Disney Beauty and the Beast

Disney Beauty and the Beast
Music by Alan Menken. Lyrics by Howard Ashman & Tim Rice. Book by Linda Woolverton. Queensland Musical Theatre Directed by Deian Ping. Twelfth Night Theatre Brisbane. June 2 – 13, 2021.

Everyone remembers that Beauty and the Beast tells the story of a cold blooded prince who has been magically transformed into an unsightly creature as punishment for his selfish ways. His friends and colleagues have also been changed. To revert into his true human form, the Beast must learn to love a bright beautiful young woman whom he has imprisoned in his enchanted castle before it is too late. The others will then also revert to normal. Being a Disney story we know what the result will be - but the question is how does that happen.

Deian Ping, director, has created an excellent, free flowing presentation with a large multi-talented cast, good costumes and an orchestra to match. The transitions through the wide range of scenes such as castles, forests and the like are smooth with good choreography and singing, all backed by the orchestral music. Julianne Burke, the choreographer, is to be congratulated. Unfortunately at times the music was too loud for clarity of the songs. The use of stage microphones made the female voices much clearer but they may have also picked up the orchestra too much.

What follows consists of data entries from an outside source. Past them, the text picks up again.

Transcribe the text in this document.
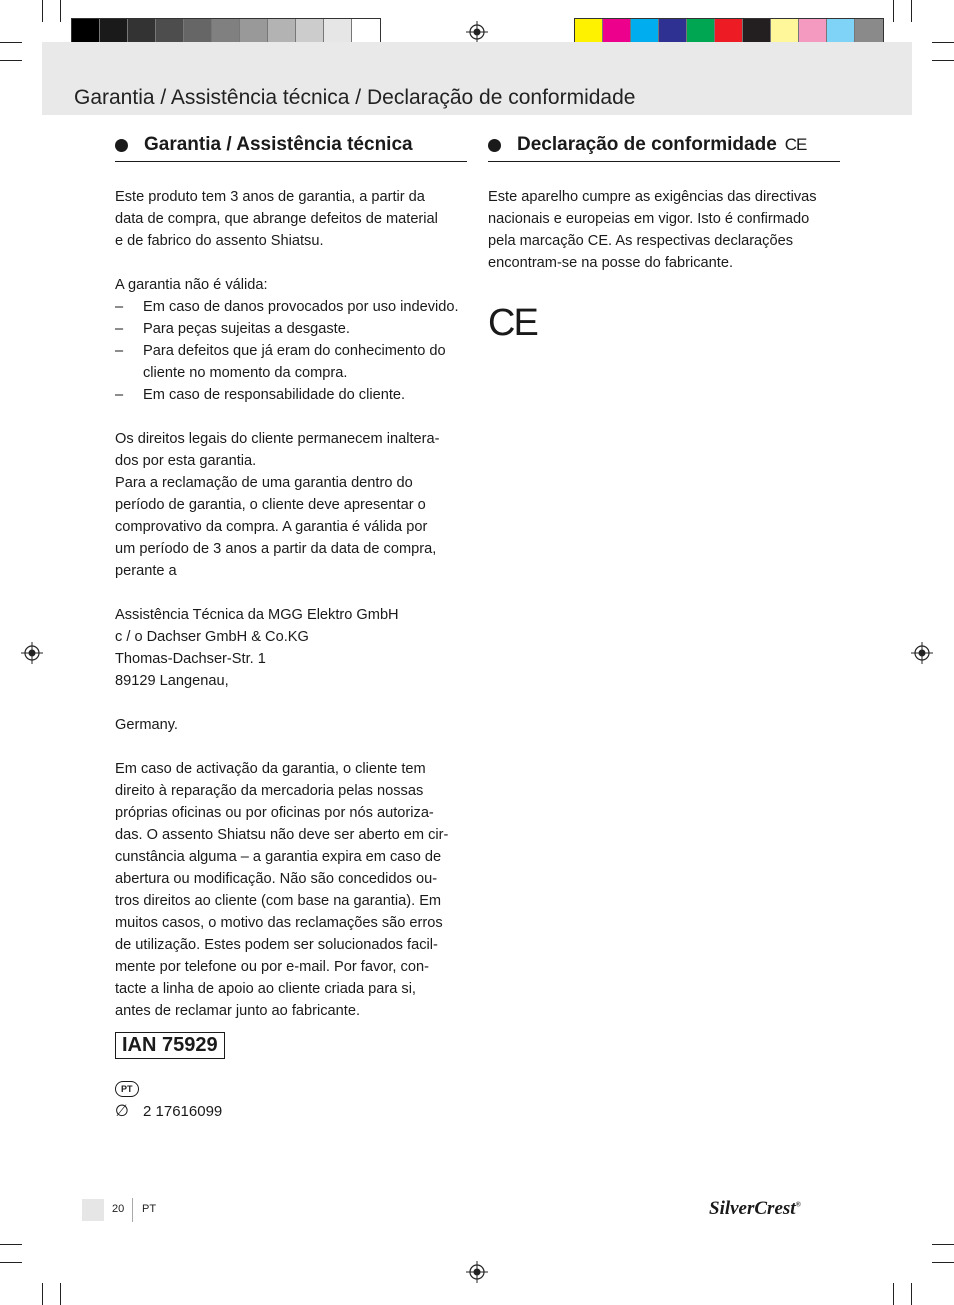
Garantia / Assistência técnica / Declaração de conformidade
Garantia / Assistência técnica
Este produto tem 3 anos de garantia, a partir da
data de compra, que abrange defeitos de material
e de fabrico do assento Shiatsu.
A garantia não é válida:
– Em caso de danos provocados por uso indevido.
– Para peças sujeitas a desgaste.
– Para defeitos que já eram do conhecimento do cliente no momento da compra.
– Em caso de responsabilidade do cliente.
Os direitos legais do cliente permanecem inaltera-
dos por esta garantia.
Para a reclamação de uma garantia dentro do
período de garantia, o cliente deve apresentar o
comprovativo da compra. A garantia é válida por
um período de 3 anos a partir da data de compra,
perante a
Assistência Técnica da MGG Elektro GmbH
c / o Dachser GmbH & Co.KG
Thomas-Dachser-Str. 1
89129 Langenau,
Germany.
Em caso de activação da garantia, o cliente tem
direito à reparação da mercadoria pelas nossas
próprias oficinas ou por oficinas por nós autoriza-
das. O assento Shiatsu não deve ser aberto em cir-
cunstância alguma – a garantia expira em caso de
abertura ou modificação. Não são concedidos ou-
tros direitos ao cliente (com base na garantia). Em
muitos casos, o motivo das reclamações são erros
de utilização. Estes podem ser solucionados facil-
mente por telefone ou por e-mail. Por favor, con-
tacte a linha de apoio ao cliente criada para si,
antes de reclamar junto ao fabricante.
IAN 75929
PT
∅ 2 17616099
Declaração de conformidade CE
Este aparelho cumpre as exigências das directivas
nacionais e europeias em vigor. Isto é confirmado
pela marcação CE. As respectivas declarações
encontram-se na posse do fabricante.
CE
20 PT	SilverCrest®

Outstanding in a generally strong cast was Anita Parakh – Morgan as Mrs Potts for both her acting and excellent singing. Belinda Lewis as Belle was the “beauty” the  play needed to carry us with her in her dreams, with Michael Lewis as the Beast a good counter to her. All the main performers were good, interacting impressively, though perhaps Maurice Carr as Maurice could have had more oomph. This large cast ranging from the quite young maintained a great flow to the action with both singing and dancing.

This ambitious production had the audience enthralled throughout. Congratulations to all involved. In fact, this staging of Beauty and the Beast was a real beauty. Do yourself a favour and see it.